On Wed, Jun 10, 2026 at 5:16 PM Nikolay Samokhvalov <[email protected]> wrote:
> On Tue, Jun 9, 2026 at 6:31 AM Amit Langote <[email protected]> wrote:
>> On Mon, Jun 8, 2026 at 5:18 PM Amit Langote <[email protected]> wrote:
>> > On Sat, Jun 6, 2026 at 6:13 PM Amit Langote <[email protected]> 
>> > wrote:
>> > > Thanks for the detailed report and reproducers. I’ve started looking 
>> > > into this.
>> >
>> > Continuing to look.  Appended this to the open items list:
>> >
>> > https://wiki.postgresql.org/wiki/PostgreSQL_19_Open_Items#Open_Issues
>>
>> Thanks again, Nik, for the thorough analysis and the reproducers --
>> they made all three easy to confirm and pin down. Patches attached:
>> 0001 for defect 1, 0002 for defects 2 and 3.
>>
>> 0001 (defect 1): check and flush before writing the row rather than
>> after, and add a per-entry "flushing" flag so a re-entrant add on the
>> same entry during a flush takes the per-row path instead of touching
>> the mid-flush batch. The flag is cleared in a PG_FINALLY, which also
>> resets batch_count, so the entry stays reusable if a flush error is
>> caught by a savepoint.
>>
>> 0002 (defects 2 and 3): rather than track subxact membership per row,
>> confine batching to the top transaction level -- in RI_FKey_check,
>> when GetCurrentTransactionNestLevel() > 1, use the per-row path. I
>> went this way because per-entry subxact tracking isn't enough (one
>> entry's batch can mix rows from several levels, since the cache is
>> keyed by constraint), and flushing at subxact boundaries doesn't work
>> for deferred constraints. Once the cache only ever holds top-level
>> rows, a subxact abort has nothing of its own to discard, so
>> ri_FastPathSubXactCallback goes away -- that's what fixes your defect
>> 2 reproducer. For defect 3, which is still reachable at the top level,
>> the same patch adds a cache-wide flag set while ri_FastPathEndBatch
>> iterates, so a re-entrant check during the scan takes the per-row path
>> instead of inserting into the cache being scanned.
>>
>> The per-row path still bypasses SPI, so these stay well ahead of the
>> pre-19 check in terms of performance. I'd like to recover batching
>> across subtransactions properly in v20 but didn't want to rush it now.
>>
>> On defect 3, can you check whether your reproducer still commits the
>> orphan with 0002 applied, or whether (like on my build) it now raises
>> the violation? I'd like to be sure the bucket-placement variation you
>> hit is actually covered. And of course any review of the patches is
>> welcome.
>
> Hi Amit,
>
> Thanks for the quick fixes.
>
> I checked v1-0001 + v1-0002 against current master (e18b0cb7) with an 
> assertion/debug build.
>
> - Both apply cleanly to master (in sequence)

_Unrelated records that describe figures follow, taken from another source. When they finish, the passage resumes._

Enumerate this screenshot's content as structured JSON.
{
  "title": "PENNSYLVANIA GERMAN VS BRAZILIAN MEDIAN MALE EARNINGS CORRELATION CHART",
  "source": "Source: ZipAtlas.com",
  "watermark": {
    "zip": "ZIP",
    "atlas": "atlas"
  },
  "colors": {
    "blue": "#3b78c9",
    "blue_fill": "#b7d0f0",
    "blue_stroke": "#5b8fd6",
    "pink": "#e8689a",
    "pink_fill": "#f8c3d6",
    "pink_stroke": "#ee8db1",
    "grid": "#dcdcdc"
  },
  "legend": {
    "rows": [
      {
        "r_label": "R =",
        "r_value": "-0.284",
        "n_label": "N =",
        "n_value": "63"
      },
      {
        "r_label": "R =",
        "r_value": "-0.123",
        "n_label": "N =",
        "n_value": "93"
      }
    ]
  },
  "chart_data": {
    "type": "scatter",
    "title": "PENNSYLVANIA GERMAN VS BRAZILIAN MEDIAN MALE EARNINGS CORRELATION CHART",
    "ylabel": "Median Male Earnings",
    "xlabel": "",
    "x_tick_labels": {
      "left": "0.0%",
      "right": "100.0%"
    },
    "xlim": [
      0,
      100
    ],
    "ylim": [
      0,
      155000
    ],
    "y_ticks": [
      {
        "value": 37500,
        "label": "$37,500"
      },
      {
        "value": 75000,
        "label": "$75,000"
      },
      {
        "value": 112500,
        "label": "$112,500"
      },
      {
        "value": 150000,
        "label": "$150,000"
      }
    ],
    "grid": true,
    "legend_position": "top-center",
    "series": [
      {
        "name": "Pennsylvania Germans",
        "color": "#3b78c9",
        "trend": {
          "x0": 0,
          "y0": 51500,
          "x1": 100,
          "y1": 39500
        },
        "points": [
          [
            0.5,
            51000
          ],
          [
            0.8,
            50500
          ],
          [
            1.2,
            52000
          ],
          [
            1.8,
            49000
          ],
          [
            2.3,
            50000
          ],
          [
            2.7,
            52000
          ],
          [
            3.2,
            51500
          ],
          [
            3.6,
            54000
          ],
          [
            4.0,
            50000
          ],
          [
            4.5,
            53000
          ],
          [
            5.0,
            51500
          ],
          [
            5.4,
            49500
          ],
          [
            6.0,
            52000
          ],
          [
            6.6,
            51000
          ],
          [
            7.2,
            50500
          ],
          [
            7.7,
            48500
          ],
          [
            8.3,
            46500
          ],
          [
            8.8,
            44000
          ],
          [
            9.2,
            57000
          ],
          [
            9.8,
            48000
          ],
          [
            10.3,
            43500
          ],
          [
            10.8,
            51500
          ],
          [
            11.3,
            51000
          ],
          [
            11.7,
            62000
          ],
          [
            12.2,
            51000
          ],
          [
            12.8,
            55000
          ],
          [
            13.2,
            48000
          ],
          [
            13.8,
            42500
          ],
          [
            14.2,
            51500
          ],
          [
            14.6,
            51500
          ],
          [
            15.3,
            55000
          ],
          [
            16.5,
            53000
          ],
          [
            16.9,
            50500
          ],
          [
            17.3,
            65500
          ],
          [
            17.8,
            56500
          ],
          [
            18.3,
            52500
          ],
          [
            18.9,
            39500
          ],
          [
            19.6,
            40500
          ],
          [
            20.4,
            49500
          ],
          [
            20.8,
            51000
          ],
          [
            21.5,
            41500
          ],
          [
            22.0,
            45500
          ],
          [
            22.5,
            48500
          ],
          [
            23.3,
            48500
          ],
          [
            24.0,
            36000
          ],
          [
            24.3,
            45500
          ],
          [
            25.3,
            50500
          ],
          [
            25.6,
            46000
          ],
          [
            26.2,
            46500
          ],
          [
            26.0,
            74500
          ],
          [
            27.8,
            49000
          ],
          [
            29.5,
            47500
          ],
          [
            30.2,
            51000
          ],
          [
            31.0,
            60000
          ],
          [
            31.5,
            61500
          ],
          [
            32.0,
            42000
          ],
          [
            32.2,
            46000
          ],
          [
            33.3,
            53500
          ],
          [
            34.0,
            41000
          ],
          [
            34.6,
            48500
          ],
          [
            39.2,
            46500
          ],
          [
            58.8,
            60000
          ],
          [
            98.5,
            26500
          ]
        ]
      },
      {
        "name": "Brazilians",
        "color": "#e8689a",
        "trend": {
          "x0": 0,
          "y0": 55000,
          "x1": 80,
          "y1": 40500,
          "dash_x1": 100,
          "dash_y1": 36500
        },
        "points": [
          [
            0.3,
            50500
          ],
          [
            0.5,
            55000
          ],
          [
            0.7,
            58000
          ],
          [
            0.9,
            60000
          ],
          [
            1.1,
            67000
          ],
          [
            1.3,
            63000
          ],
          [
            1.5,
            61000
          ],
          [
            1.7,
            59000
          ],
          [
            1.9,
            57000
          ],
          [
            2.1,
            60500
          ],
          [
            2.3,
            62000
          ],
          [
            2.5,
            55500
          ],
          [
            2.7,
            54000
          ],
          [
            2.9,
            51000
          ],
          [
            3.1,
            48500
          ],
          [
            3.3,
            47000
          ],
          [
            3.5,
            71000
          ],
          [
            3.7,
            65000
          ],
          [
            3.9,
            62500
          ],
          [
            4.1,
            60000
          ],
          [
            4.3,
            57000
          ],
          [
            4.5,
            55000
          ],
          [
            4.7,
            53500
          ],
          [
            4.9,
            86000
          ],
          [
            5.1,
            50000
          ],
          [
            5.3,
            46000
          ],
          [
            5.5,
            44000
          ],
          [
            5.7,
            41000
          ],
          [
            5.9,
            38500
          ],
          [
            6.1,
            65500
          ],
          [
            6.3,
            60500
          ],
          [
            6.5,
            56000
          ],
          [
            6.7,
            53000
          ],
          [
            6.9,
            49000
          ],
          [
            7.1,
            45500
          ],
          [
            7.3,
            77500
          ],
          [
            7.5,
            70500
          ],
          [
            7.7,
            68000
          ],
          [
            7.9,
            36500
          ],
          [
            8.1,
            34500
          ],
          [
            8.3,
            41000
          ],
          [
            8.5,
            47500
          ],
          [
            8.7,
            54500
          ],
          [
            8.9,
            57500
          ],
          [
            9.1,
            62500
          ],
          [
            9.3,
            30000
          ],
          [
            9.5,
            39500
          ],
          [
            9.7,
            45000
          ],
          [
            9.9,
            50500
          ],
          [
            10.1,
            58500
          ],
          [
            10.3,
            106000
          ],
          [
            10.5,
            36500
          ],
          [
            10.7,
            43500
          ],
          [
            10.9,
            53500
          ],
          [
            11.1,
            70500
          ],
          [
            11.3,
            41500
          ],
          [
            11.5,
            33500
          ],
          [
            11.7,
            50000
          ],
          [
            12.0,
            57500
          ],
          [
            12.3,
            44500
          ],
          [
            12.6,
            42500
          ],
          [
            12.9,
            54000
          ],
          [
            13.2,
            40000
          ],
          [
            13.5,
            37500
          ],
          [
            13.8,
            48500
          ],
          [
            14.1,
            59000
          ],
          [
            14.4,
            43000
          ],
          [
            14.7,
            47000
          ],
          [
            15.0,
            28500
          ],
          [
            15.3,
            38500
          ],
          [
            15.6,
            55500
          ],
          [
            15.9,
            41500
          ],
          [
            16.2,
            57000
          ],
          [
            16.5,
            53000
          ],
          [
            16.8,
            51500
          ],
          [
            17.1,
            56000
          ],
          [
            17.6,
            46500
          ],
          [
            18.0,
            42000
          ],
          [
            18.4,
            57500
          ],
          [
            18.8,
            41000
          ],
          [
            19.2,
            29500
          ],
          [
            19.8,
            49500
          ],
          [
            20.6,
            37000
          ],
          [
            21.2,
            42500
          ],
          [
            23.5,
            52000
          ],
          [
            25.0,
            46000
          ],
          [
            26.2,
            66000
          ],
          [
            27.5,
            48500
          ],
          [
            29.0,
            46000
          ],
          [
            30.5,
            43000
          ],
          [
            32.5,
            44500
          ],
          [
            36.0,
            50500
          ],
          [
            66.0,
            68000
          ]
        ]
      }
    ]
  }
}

> - Defect 1 same-FK re-entry no longer crashes; the original shape completes 
> and leaves the expected rows
> - Defect 2 subtransaction-abort case now raises the FK violation instead of 
> committing orphans
> - For your defect 3 question: with 0002 applied, my reproducer no longer 
> commits the child2 orphan. It raises:
>     ERROR: insert or update on table "child2" violates foreign key constraint 
> "child2_fkey"
>     DETAIL: Key (a)=(999999) is not present in table "parent".
>
> After the error, child2_orphans = 0 and child2 is empty in my run.
>
> I also ran the regression suite in that tree; foreign_key passed, and the 
> full run reported all 245 tests passed.
>
> So v1 looks good to me for the three reported cases.

Thanks for checking.  I will review them a bit more closely before
committing by Friday.  Other reviews are welcome.